Als sie am zweiten Tag weiter auf Kurs segelten, dauerte es nicht lange, bis achteraus ein Schiff auftauchte, das ziemlich schnell näher kam. Die Miene des Kapitäns verdüsterte sich. „Das ist möglicherweise ein Piratenschiff, verdammt noch mal!“ fluchte er. „Wir werden versuchen, uns zu verteidigen.“ Als das Piratenschiff schon ziemlich nahe herangekommen war, hörte man eine Stimme, die zu ihnen herüber brüllte: „Ergebt euch! Dann geschieht euch nichts. Sonst wird es euch schlecht ergehen.“ Niemand von der “Sancta Maria“ antwortete. Nun wurden vom Piratenschiff Brandpfeile herüber geschossen, die aber alle ihr Ziel verfehlten und zischend im Meer landeten. Nun war es an den beiden Soldaten des Bischofs, den Piraten eine passende Antwort zu erteilen. Auch sie schossen Brandpfeile ab, die aber im Gegensatz zu denen der Piraten ihr Ziel nicht verfehlten. Bald stand die Takelage des feindlichen Schiffs in Flammen. Der Pirat machte keine Fahrt mehr und fiel zurück.

Die ganze Besatzung der “Sancta Maria“ und alle Passagiere lobten jetzt Gott und dankten überschwänglich den beiden Soldaten, die einen Angriff der Piraten verhindert hatten. Das Schiff setzte ungestört seine Fahrt auf dem gleichen Kurs wie vorher fort, bis der Kapitän in der Abenddämmerung befahl, in Küstennähe zu ankern. Auf dieser letzten Etappe ihrer Seereise tauchte an Steuerbord ein dunkles, buckliges Etwas knapp oberhalb der Wasseroberfläche auf. Es schwamm offenbar neben ihnen her. Der Kapitän rief Haldetrud zu: „Da, schau!Ein Wal!“ Im selben Moment schoss eine Wasserfontäne aus dem Körper des Wals. Und bevor sich Haldetrud versah, sprang der Wal aus dem Wasser hoch in die Luft, um dann wieder klatschend in die Wellen einzutauchen. Haldetrud war tief beeindruckt von diesem Schauspiel. Der Kapitän hatte nicht übertrieben, dieses Tier war wirklich riesengroß, wahrscheinlich noch größer als ein Leviathan.
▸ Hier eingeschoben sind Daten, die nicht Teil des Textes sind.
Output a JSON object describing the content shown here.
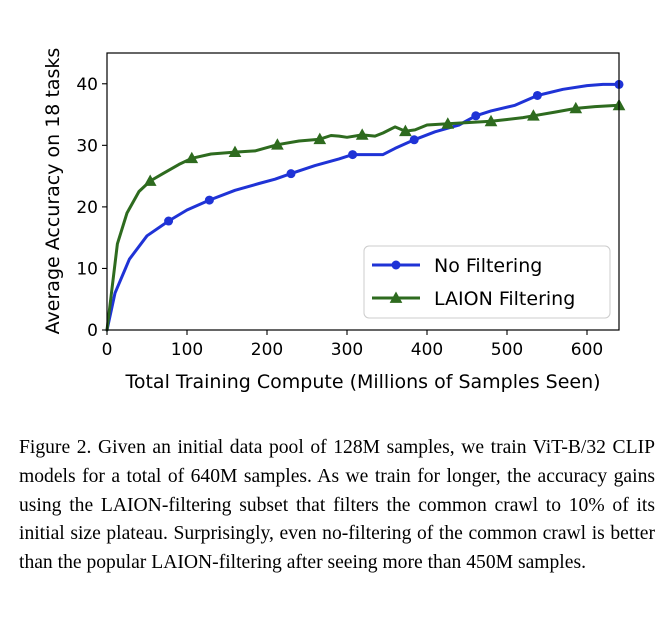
{
  "chart_data": {
    "type": "line",
    "title": "",
    "xlabel": "Total Training Compute (Millions of Samples Seen)",
    "ylabel": "Average Accuracy on 18 tasks",
    "xlim": [
      0,
      640
    ],
    "ylim": [
      0,
      45
    ],
    "xticks": [
      0,
      100,
      200,
      300,
      400,
      500,
      600
    ],
    "yticks": [
      0,
      10,
      20,
      30,
      40
    ],
    "grid": false,
    "legend_position": "lower-right",
    "series": [
      {
        "name": "No Filtering",
        "color": "#1f33d6",
        "marker": "circle",
        "marker_x": [
          77,
          128,
          230,
          307,
          384,
          461,
          538,
          640
        ],
        "x": [
          0,
          10,
          28,
          50,
          77,
          100,
          128,
          160,
          190,
          210,
          230,
          260,
          290,
          307,
          330,
          345,
          360,
          384,
          410,
          440,
          461,
          480,
          510,
          538,
          570,
          600,
          620,
          640
        ],
        "y": [
          0,
          6,
          11.5,
          15.3,
          17.7,
          19.5,
          21.1,
          22.7,
          23.8,
          24.5,
          25.4,
          26.7,
          27.8,
          28.5,
          28.5,
          28.5,
          29.5,
          30.9,
          32.2,
          33.3,
          34.8,
          35.6,
          36.5,
          38.1,
          39.1,
          39.7,
          39.9,
          39.9
        ]
      },
      {
        "name": "LAION Filtering",
        "color": "#2e6b1f",
        "marker": "triangle",
        "marker_x": [
          54,
          106,
          160,
          213,
          266,
          319,
          373,
          426,
          480,
          533,
          586,
          640
        ],
        "x": [
          0,
          13,
          25,
          40,
          54,
          70,
          90,
          106,
          130,
          160,
          185,
          213,
          240,
          266,
          280,
          290,
          300,
          319,
          335,
          345,
          360,
          373,
          385,
          400,
          426,
          450,
          480,
          500,
          520,
          533,
          560,
          586,
          610,
          640
        ],
        "y": [
          0,
          14,
          19,
          22.5,
          24.2,
          25.4,
          26.9,
          27.9,
          28.6,
          28.9,
          29.1,
          30.1,
          30.7,
          31,
          31.6,
          31.5,
          31.3,
          31.7,
          31.5,
          32,
          33,
          32.3,
          32.5,
          33.3,
          33.5,
          33.7,
          33.9,
          34.2,
          34.5,
          34.8,
          35.4,
          36,
          36.3,
          36.5
        ]
      }
    ]
  },
  "caption": {
    "text": "Figure 2.  Given an initial data pool of 128M samples, we train ViT-B/32 CLIP models for a total of 640M samples. As we train for longer, the accuracy gains using the LAION-filtering subset that filters the common crawl to 10% of its initial size plateau. Surprisingly, even no-filtering of the common crawl is better than the popular LAION-filtering after seeing more than 450M samples."
  }
}
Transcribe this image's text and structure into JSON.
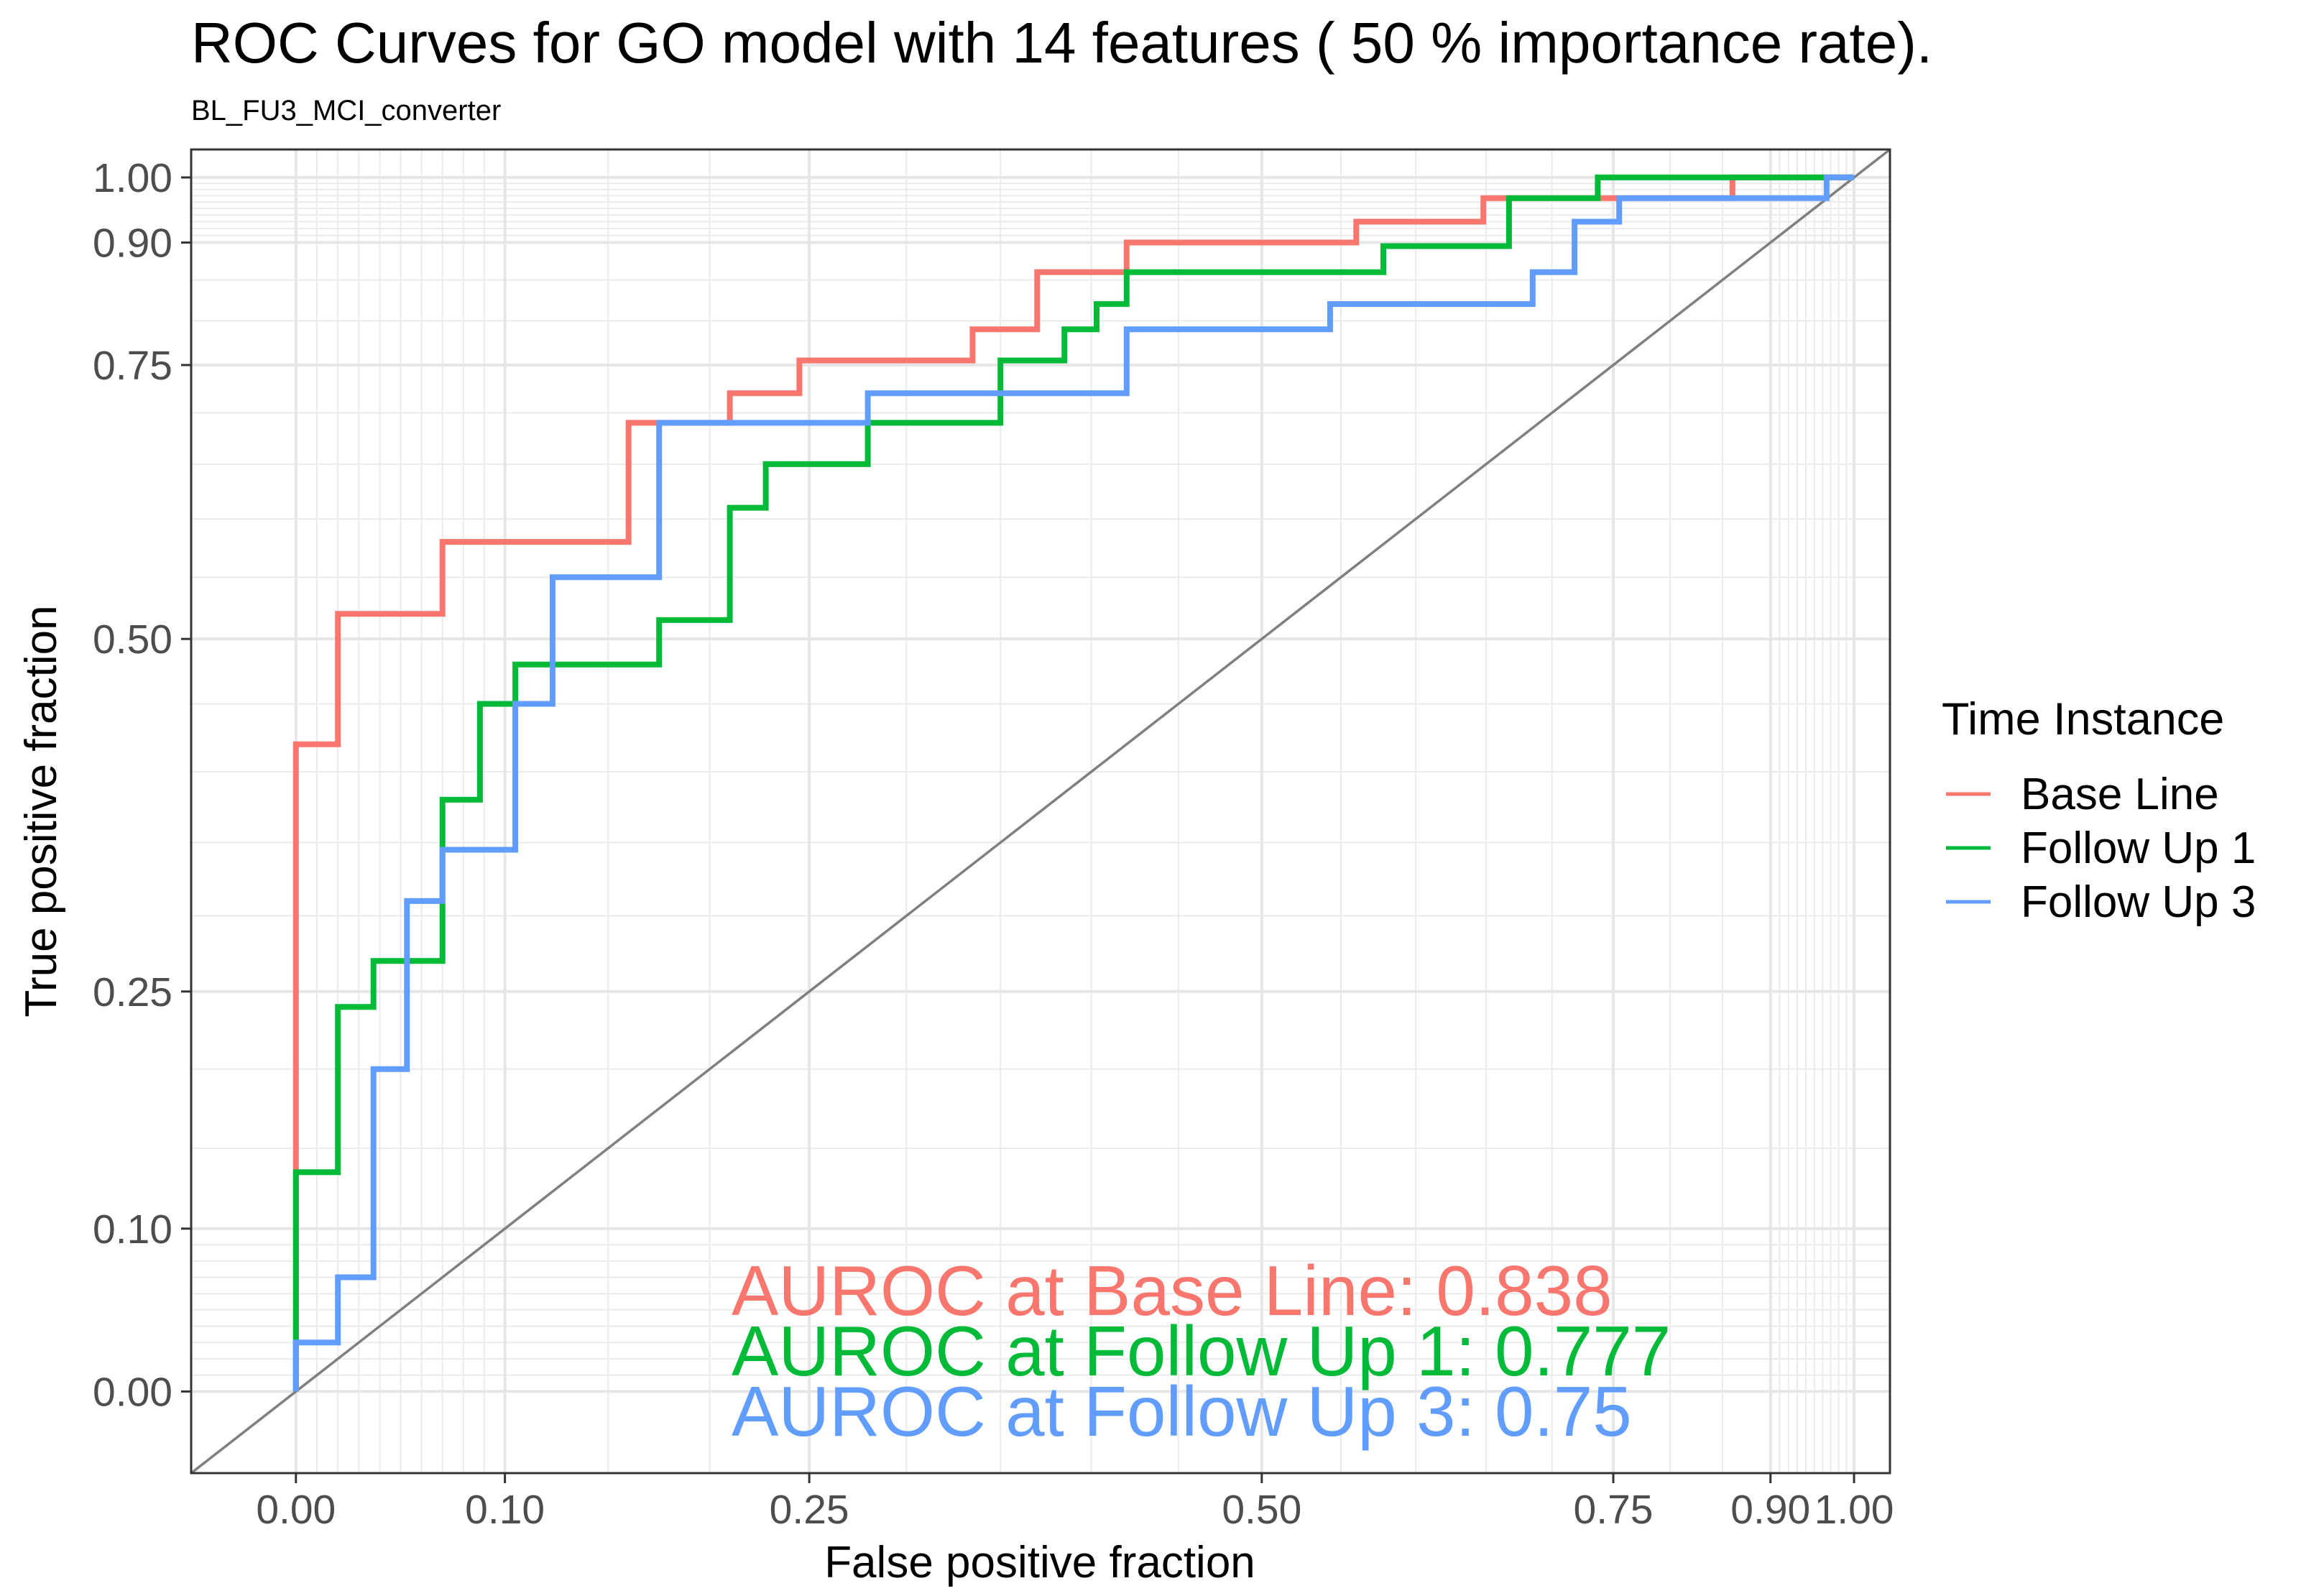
{
  "chart_data": {
    "type": "line",
    "title": "ROC Curves for GO model with 14 features ( 50 % importance rate).",
    "subtitle": "BL_FU3_MCI_converter",
    "xlabel": "False positive fraction",
    "ylabel": "True positive fraction",
    "xlim": [
      -0.05,
      1.05
    ],
    "ylim": [
      -0.05,
      1.05
    ],
    "axis_transform": "cumulative normal (pnorm) scale, sd = 0.7",
    "xticks": [
      "0.00",
      "0.10",
      "0.25",
      "0.50",
      "0.75",
      "0.90",
      "1.00"
    ],
    "yticks": [
      "0.00",
      "0.10",
      "0.25",
      "0.50",
      "0.75",
      "0.90",
      "1.00"
    ],
    "grid": true,
    "legend": {
      "title": "Time Instance",
      "position": "right"
    },
    "reference_line": {
      "from": [
        0,
        0
      ],
      "to": [
        1,
        1
      ],
      "color": "#7f7f7f"
    },
    "series": [
      {
        "name": "Base Line",
        "color": "#F8766D",
        "auroc_label": "AUROC at Base Line: 0.838",
        "points": [
          [
            0,
            0
          ],
          [
            0,
            0.14
          ],
          [
            0,
            0.42
          ],
          [
            0.02,
            0.42
          ],
          [
            0.02,
            0.52
          ],
          [
            0.07,
            0.52
          ],
          [
            0.07,
            0.58
          ],
          [
            0.16,
            0.58
          ],
          [
            0.16,
            0.69
          ],
          [
            0.21,
            0.69
          ],
          [
            0.21,
            0.72
          ],
          [
            0.245,
            0.72
          ],
          [
            0.245,
            0.755
          ],
          [
            0.335,
            0.755
          ],
          [
            0.335,
            0.79
          ],
          [
            0.37,
            0.79
          ],
          [
            0.37,
            0.86
          ],
          [
            0.42,
            0.86
          ],
          [
            0.42,
            0.9
          ],
          [
            0.56,
            0.9
          ],
          [
            0.56,
            0.93
          ],
          [
            0.648,
            0.93
          ],
          [
            0.648,
            0.966
          ],
          [
            0.86,
            0.966
          ],
          [
            0.86,
            1.0
          ],
          [
            0.88,
            1.0
          ],
          [
            0.96,
            1.0
          ],
          [
            1.0,
            1.0
          ]
        ]
      },
      {
        "name": "Follow Up 1",
        "color": "#00BA38",
        "auroc_label": "AUROC at Follow Up 1: 0.777",
        "points": [
          [
            0,
            0
          ],
          [
            0,
            0.04
          ],
          [
            0,
            0.135
          ],
          [
            0.02,
            0.135
          ],
          [
            0.02,
            0.24
          ],
          [
            0.037,
            0.24
          ],
          [
            0.037,
            0.27
          ],
          [
            0.07,
            0.27
          ],
          [
            0.07,
            0.38
          ],
          [
            0.088,
            0.38
          ],
          [
            0.088,
            0.45
          ],
          [
            0.105,
            0.45
          ],
          [
            0.105,
            0.48
          ],
          [
            0.175,
            0.48
          ],
          [
            0.175,
            0.515
          ],
          [
            0.21,
            0.515
          ],
          [
            0.21,
            0.61
          ],
          [
            0.228,
            0.61
          ],
          [
            0.228,
            0.65
          ],
          [
            0.28,
            0.65
          ],
          [
            0.28,
            0.69
          ],
          [
            0.35,
            0.69
          ],
          [
            0.35,
            0.755
          ],
          [
            0.385,
            0.755
          ],
          [
            0.385,
            0.79
          ],
          [
            0.403,
            0.79
          ],
          [
            0.403,
            0.82
          ],
          [
            0.42,
            0.82
          ],
          [
            0.42,
            0.86
          ],
          [
            0.578,
            0.86
          ],
          [
            0.578,
            0.895
          ],
          [
            0.667,
            0.895
          ],
          [
            0.667,
            0.966
          ],
          [
            0.737,
            0.966
          ],
          [
            0.737,
            1.0
          ],
          [
            1.0,
            1.0
          ]
        ]
      },
      {
        "name": "Follow Up 3",
        "color": "#619CFF",
        "auroc_label": "AUROC at Follow Up 3: 0.75",
        "points": [
          [
            0,
            0
          ],
          [
            0,
            0.03
          ],
          [
            0.02,
            0.03
          ],
          [
            0.02,
            0.07
          ],
          [
            0.037,
            0.07
          ],
          [
            0.037,
            0.2
          ],
          [
            0.053,
            0.2
          ],
          [
            0.053,
            0.31
          ],
          [
            0.07,
            0.31
          ],
          [
            0.07,
            0.345
          ],
          [
            0.105,
            0.345
          ],
          [
            0.105,
            0.45
          ],
          [
            0.123,
            0.45
          ],
          [
            0.123,
            0.55
          ],
          [
            0.175,
            0.55
          ],
          [
            0.175,
            0.69
          ],
          [
            0.28,
            0.69
          ],
          [
            0.28,
            0.72
          ],
          [
            0.42,
            0.72
          ],
          [
            0.42,
            0.79
          ],
          [
            0.543,
            0.79
          ],
          [
            0.543,
            0.82
          ],
          [
            0.685,
            0.82
          ],
          [
            0.685,
            0.86
          ],
          [
            0.718,
            0.86
          ],
          [
            0.718,
            0.93
          ],
          [
            0.755,
            0.93
          ],
          [
            0.755,
            0.966
          ],
          [
            0.965,
            0.966
          ],
          [
            0.965,
            1.0
          ],
          [
            1.0,
            1.0
          ]
        ]
      }
    ]
  }
}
Die weitere Fahrt bis zum Hafen von Ath Cliath (Dublin) verlief ohne Zwischenfälle. Jeweils am westlichen Zipfel der Bretagne , in Cornwall und im Hafen von Fishguard war Proviant und Frischwasser aufgenommen worden. Der Kapitän war ein ausgezeichneter Navigator, der nach Landmarken, dem Sonnenstand und nachts nach den Sternen zu navigieren verstand. Endlich lief das Schiff nach zwei Wochen in den Hafen von Ath Cliath an der Ostküste Irlands ein. Der Bischof, seine Eskorte, der merowingische Prinz Dagobert sowie das Geschwisterpaar gingen an Land. Ansegisil fiel auf die Knie und dankte Gott für die glückliche Ankunft in Irland. Wie schon auf der Fahrt durch Aquitanien setzten sich der Bischof und der Archidiakon in den ersten, Haldetrud mit Dagobert in den zweiten Reisewagen, alle anderen erhielten Pferde. Auf einer holprigen, schlammigen Landstraße bewegte sich der Zug aus dem Frankenreich nun nach Norden. Auf Grund des schlechten Zustands der Straßen brauchten sie zwei Tage, um das Kloster Slane zu erreichen. Dort war man auf den Bischof von Poitiers und seine Leute schon vorbereitet, da ein Bote vorausgeschickt worden war. Alle kamen in einem Gästehaus des Klosters unter. Das Kloster bestand aus flachen, einfachen Steinhäusern, in denen sich die Unterkünfte für die Mönche, das Dormitorium, das Refektorium, die Bibliothek und Wirtschaftsräume befanden. Dem Geschwisterpaar mit dem kleinen Dagobert hatte man allerdings ein Bauernhaus ganz in der Nähe zugewiesen, da es nicht statthaft war, eine Frau auf dem Klostergelände zu beherbergen. Finlay O`Hara, der Abt des Klosters, hatte alle besonders herzlich begrüßt, vor allem Dido, den Bischof von Poitiers.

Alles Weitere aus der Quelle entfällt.